Germany, the Pagan God Oden & the Christmas Tree


The end of December was a perfect time for celebration in most areas of Europe, including Germany. At that time of year, most cattle were slaughtered so they would not have to be fed during the winter. For many, it was the only time of year when they had a supply of fresh meat. In addition, most wine & beer made during the year was finally fermented & ready for drinking.

In Germany, people honored the pagan god Oden during the mid-winter holiday. Germans were terrified of Oden, as they believed he made nocturnal flights through the sky to observe his people, & then decide who would prosper or perish. Because of his presence, many people chose to stay inside Odin was the Aesir chief god who presided over the Asgard land of gods. The fact was that hardly could anyone rival Oden’s power & reputation. He was among the gods whom the humans worshipped & respected the most. Oden was the god of war, death, poem, & wisdom. His most famous palace in Asgard was where he hosted fallen human warriors. Oden was commonly seen as an old man under a dark cloak with his long & white beard. He took the life of a wanderer who traveled the world to acquire knowledge.
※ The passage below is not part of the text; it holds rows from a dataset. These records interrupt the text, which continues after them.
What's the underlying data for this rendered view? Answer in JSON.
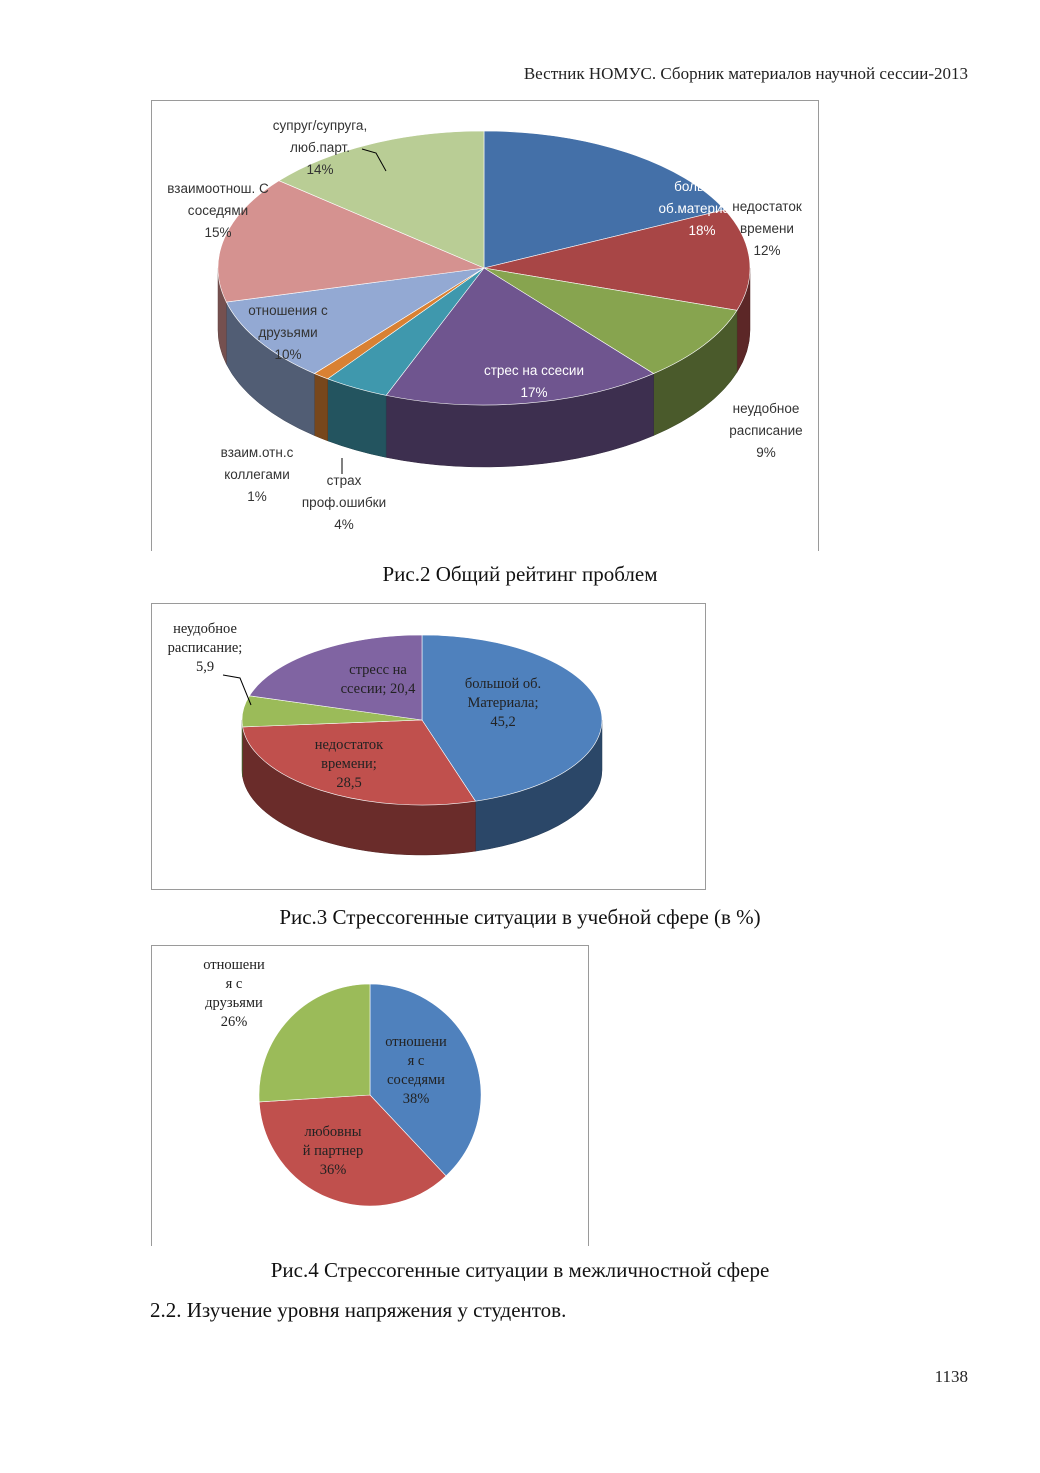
{
  "header": {
    "running_head": "Вестник НОМУС. Сборник материалов научной сессии-2013"
  },
  "figures": [
    {
      "caption": "Рис.2 Общий рейтинг проблем",
      "chart_data": {
        "type": "pie",
        "style": "3d",
        "unit": "%",
        "slices": [
          {
            "label": [
              "большой",
              "об.материала"
            ],
            "value": 18,
            "value_text": "18%",
            "color": "#4470a8"
          },
          {
            "label": [
              "недостаток",
              "времени"
            ],
            "value": 12,
            "value_text": "12%",
            "color": "#a84646"
          },
          {
            "label": [
              "неудобное",
              "расписание"
            ],
            "value": 9,
            "value_text": "9%",
            "color": "#87a44f"
          },
          {
            "label": [
              "стрес на ссесии"
            ],
            "value": 17,
            "value_text": "17%",
            "color": "#6f558f"
          },
          {
            "label": [
              "страх",
              "проф.ошибки"
            ],
            "value": 4,
            "value_text": "4%",
            "color": "#3f98ad"
          },
          {
            "label": [
              "взаим.отн.с",
              "коллегами"
            ],
            "value": 1,
            "value_text": "1%",
            "color": "#d98133"
          },
          {
            "label": [
              "отношения с",
              "друзьями"
            ],
            "value": 10,
            "value_text": "10%",
            "color": "#93a9d3"
          },
          {
            "label": [
              "взаимоотнош. С",
              "соседями"
            ],
            "value": 15,
            "value_text": "15%",
            "color": "#d59290"
          },
          {
            "label": [
              "супруг/супруга,",
              "люб.парт."
            ],
            "value": 14,
            "value_text": "14%",
            "color": "#b9cd95"
          }
        ]
      }
    },
    {
      "caption": "Рис.3 Стрессогенные ситуации в учебной сфере (в %)",
      "chart_data": {
        "type": "pie",
        "style": "3d",
        "unit": "%",
        "slices": [
          {
            "label": [
              "большой об.",
              "Материала;"
            ],
            "value": 45.2,
            "value_text": "45,2",
            "color": "#4f81bd"
          },
          {
            "label": [
              "недостаток",
              "времени;"
            ],
            "value": 28.5,
            "value_text": "28,5",
            "color": "#c0504d"
          },
          {
            "label": [
              "неудобное",
              "расписание;"
            ],
            "value": 5.9,
            "value_text": "5,9",
            "color": "#9bbb59"
          },
          {
            "label": [
              "стресс на",
              "ссесии; 20,4"
            ],
            "value": 20.4,
            "value_text": "",
            "color": "#8064a2"
          }
        ]
      }
    },
    {
      "caption": "Рис.4 Стрессогенные ситуации в межличностной сфере",
      "chart_data": {
        "type": "pie",
        "style": "2d",
        "unit": "%",
        "slices": [
          {
            "label": [
              "отношени",
              "я с",
              "соседями"
            ],
            "value": 38,
            "value_text": "38%",
            "color": "#4f81bd"
          },
          {
            "label": [
              "любовны",
              "й партнер"
            ],
            "value": 36,
            "value_text": "36%",
            "color": "#c0504d"
          },
          {
            "label": [
              "отношени",
              "я с",
              "друзьями"
            ],
            "value": 26,
            "value_text": "26%",
            "color": "#9bbb59"
          }
        ]
      }
    }
  ],
  "section_heading": "2.2. Изучение уровня напряжения у студентов.",
  "page_number": "1138"
}
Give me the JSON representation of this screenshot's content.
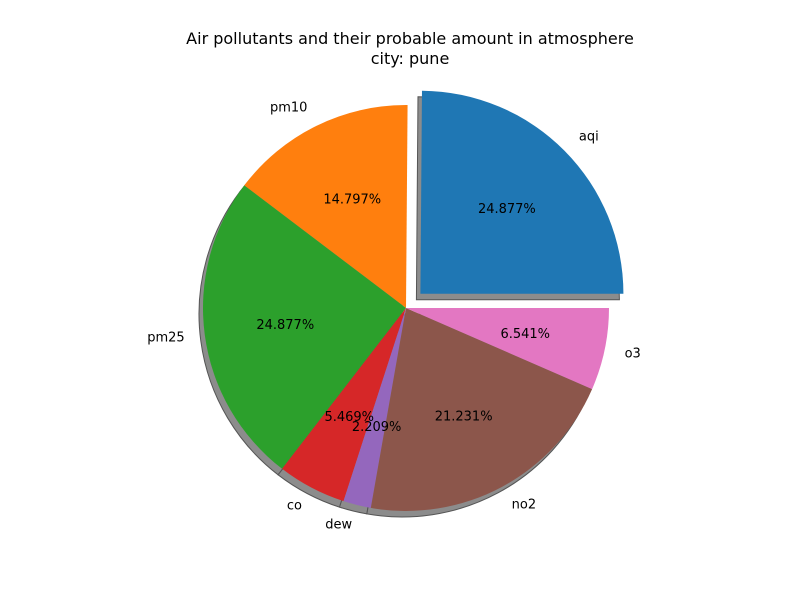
{
  "chart_data": {
    "type": "pie",
    "title": "Air pollutants and their probable amount in atmosphere",
    "subtitle": "city: pune",
    "categories": [
      "aqi",
      "pm10",
      "pm25",
      "co",
      "dew",
      "no2",
      "o3"
    ],
    "values": [
      24.877,
      14.797,
      24.877,
      5.469,
      2.209,
      21.231,
      6.541
    ],
    "percent_labels": [
      "24.877%",
      "14.797%",
      "24.877%",
      "5.469%",
      "2.209%",
      "21.231%",
      "6.541%"
    ],
    "colors": [
      "#1f77b4",
      "#ff7f0e",
      "#2ca02c",
      "#d62728",
      "#9467bd",
      "#8c564b",
      "#e377c2"
    ],
    "explode": [
      0.1,
      0,
      0,
      0,
      0,
      0,
      0
    ],
    "start_angle": 0,
    "direction": "counterclockwise",
    "shadow": true
  }
}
It is generally believed that the first Christmas tree was of German origin dating from the time of St. Boniface, English missionary to Germany in the 8th century. He replaced the sacrifices to the Norse god Odin’s sacred oak—some say it was Thor’s Thunder Oak—with a fir tree adorned in tribute to the Christ child. The legend is told that Boniface found a group of “pagans” preparing to sacrifice a boy near an oak tree near Lower Hesse, Germany. He cut down the oak tree with a single stroke of his ax & stopped the sacrifice. A small fir tree sprang up in place of the oak. He told the pagans that this was the “tree of life” & stood for Christ.

A legend began to circulate in the early Middle Ages that when Jesus was born in the dead of winter, all the trees throughout the world shook off their ice & snow & produced new shoots of green. The medieval Church would decorate outdoor fir trees—known as “paradise trees”—with apples on Christmas Eve, which they called “Adam & Eve Day” & celebrated with a play.
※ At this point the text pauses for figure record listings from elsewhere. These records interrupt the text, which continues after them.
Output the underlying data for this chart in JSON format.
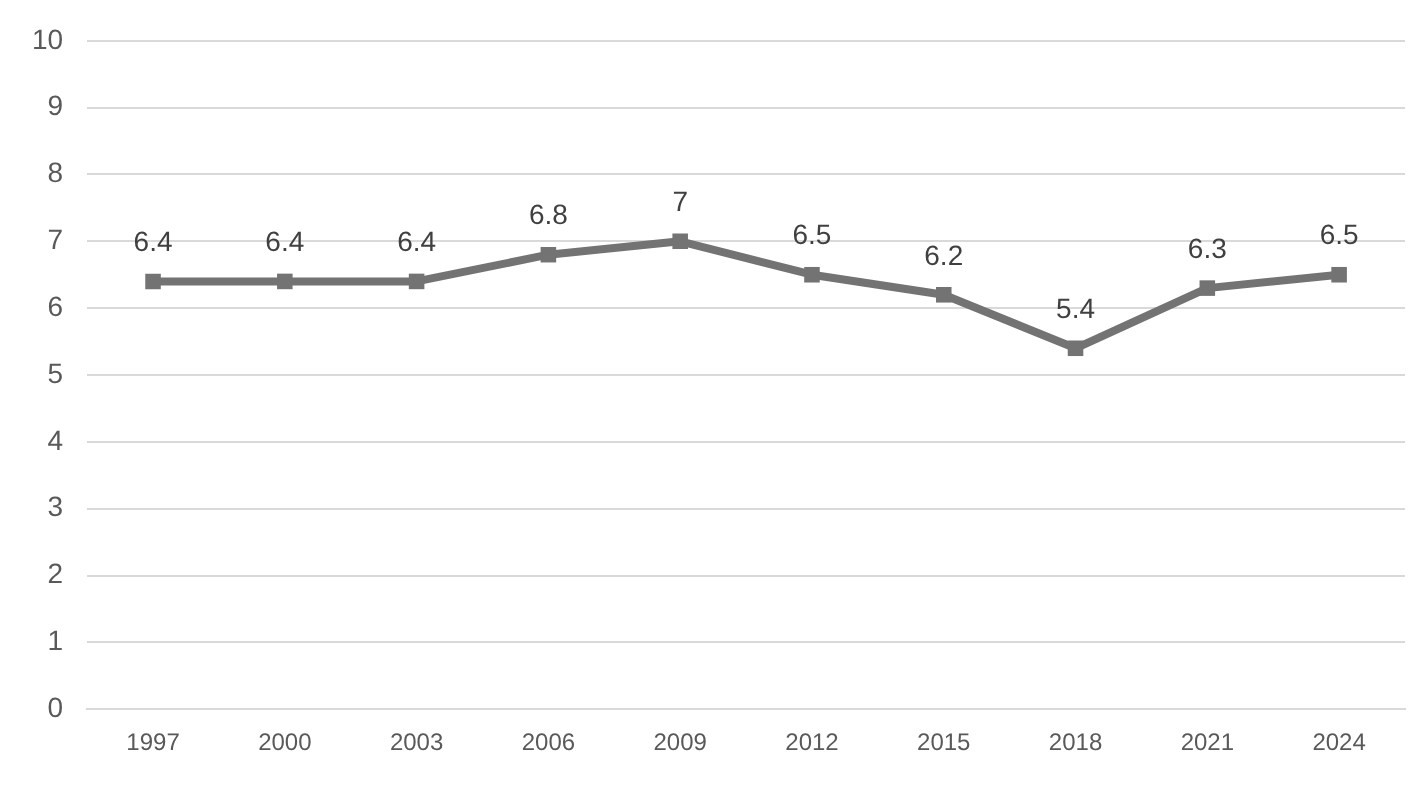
{
  "chart_data": {
    "type": "line",
    "categories": [
      "1997",
      "2000",
      "2003",
      "2006",
      "2009",
      "2012",
      "2015",
      "2018",
      "2021",
      "2024"
    ],
    "values": [
      6.4,
      6.4,
      6.4,
      6.8,
      7,
      6.5,
      6.2,
      5.4,
      6.3,
      6.5
    ],
    "color": "#737373",
    "ylim": [
      0,
      10
    ],
    "yticks": [
      0,
      1,
      2,
      3,
      4,
      5,
      6,
      7,
      8,
      9,
      10
    ],
    "grid": "y",
    "legend": false,
    "marker": "square",
    "line_style": "solid",
    "data_labels": true
  }
}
During Renaissance times there are records that trees were being used as symbols for Christians first in the Latvian capital of Riga in 1510. The story goes that it was attended by men wearing black hats in front of the House of Blackheads in the Town Hall Square, who following a ceremony burnt the tree.
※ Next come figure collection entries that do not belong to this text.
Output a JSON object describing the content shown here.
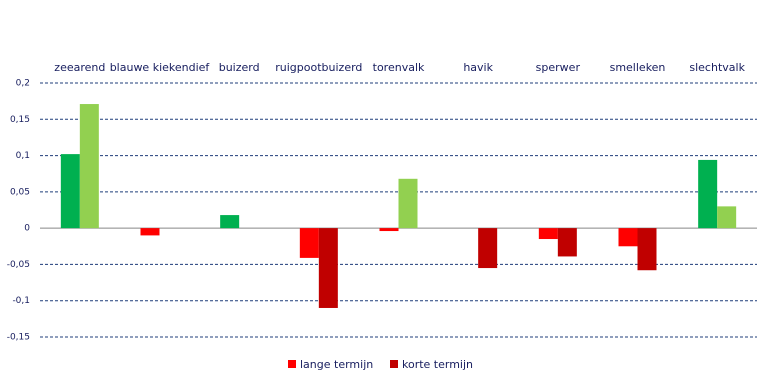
{
  "chart_data": {
    "type": "bar",
    "categories": [
      "zeearend",
      "blauwe kiekendief",
      "buizerd",
      "ruigpootbuizerd",
      "torenvalk",
      "havik",
      "sperwer",
      "smelleken",
      "slechtvalk"
    ],
    "series": [
      {
        "name": "lange termijn",
        "color": "#ff0000",
        "positive_color": "#00b050",
        "values": [
          0.102,
          -0.01,
          0.018,
          -0.041,
          -0.004,
          null,
          -0.015,
          -0.025,
          0.094
        ]
      },
      {
        "name": "korte termijn",
        "color": "#c00000",
        "positive_color": "#92d050",
        "values": [
          0.171,
          null,
          null,
          -0.11,
          0.068,
          -0.055,
          -0.039,
          -0.058,
          0.03
        ]
      }
    ],
    "ylim": [
      -0.15,
      0.2
    ],
    "yticks": [
      {
        "value": -0.15,
        "label": "-0,15"
      },
      {
        "value": -0.1,
        "label": "-0,1"
      },
      {
        "value": -0.05,
        "label": "-0,05"
      },
      0,
      {
        "value": 0.05,
        "label": "0,05"
      },
      {
        "value": 0.1,
        "label": "0,1"
      },
      {
        "value": 0.15,
        "label": "0,15"
      },
      {
        "value": 0.2,
        "label": "0,2"
      }
    ],
    "grid": true,
    "legend": "bottom"
  }
}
Accounts persist that Martin Luther introduced the tree lighted with candles in the mid-16th century in Wittenberg, Germany. Returning to his home after a walk one winter night, the story goes, Luther tried unsuccessfully to describe to his family the beauty of the starry night glittering through the trees. Instead, he went out & cut down a small fir tree & put lighted candles upon it.

In a manuscript dated 1605, a merchant in Strasbourg, Germany wrote that at Christmas they set up fir trees in the parlors & “hang thereon roses cut out of paper of many colors, apples, wafers, spangle-gold & sugar …” Though the selling of Christmas trees is mentioned back to the mid-1500s in Strasbourg, the custom of decorating the trees may have developed from the medieval Paradise Play. This play was a favorite during the Advent season because it ended with the promise of a Savior. The action in the play centered around a fir tree hung with apples.

Reportedly, German immigrants brought the custom to the United States & tree decorating is recorded back to 1747 in Bethlehem, Pennsylvania.  One story tells of Hessian soldiers who fought for George III in the Revolutionary War. As they were keeping Christmas in Trenton, New Jersey around a decorated tree, they left their posts unguarded. George Washington & his troops were hungry & freezing at Valley Forge, but they planned their attack with the knowledge that the Hessians would be celebrating & thus would not be as able to defend themselves.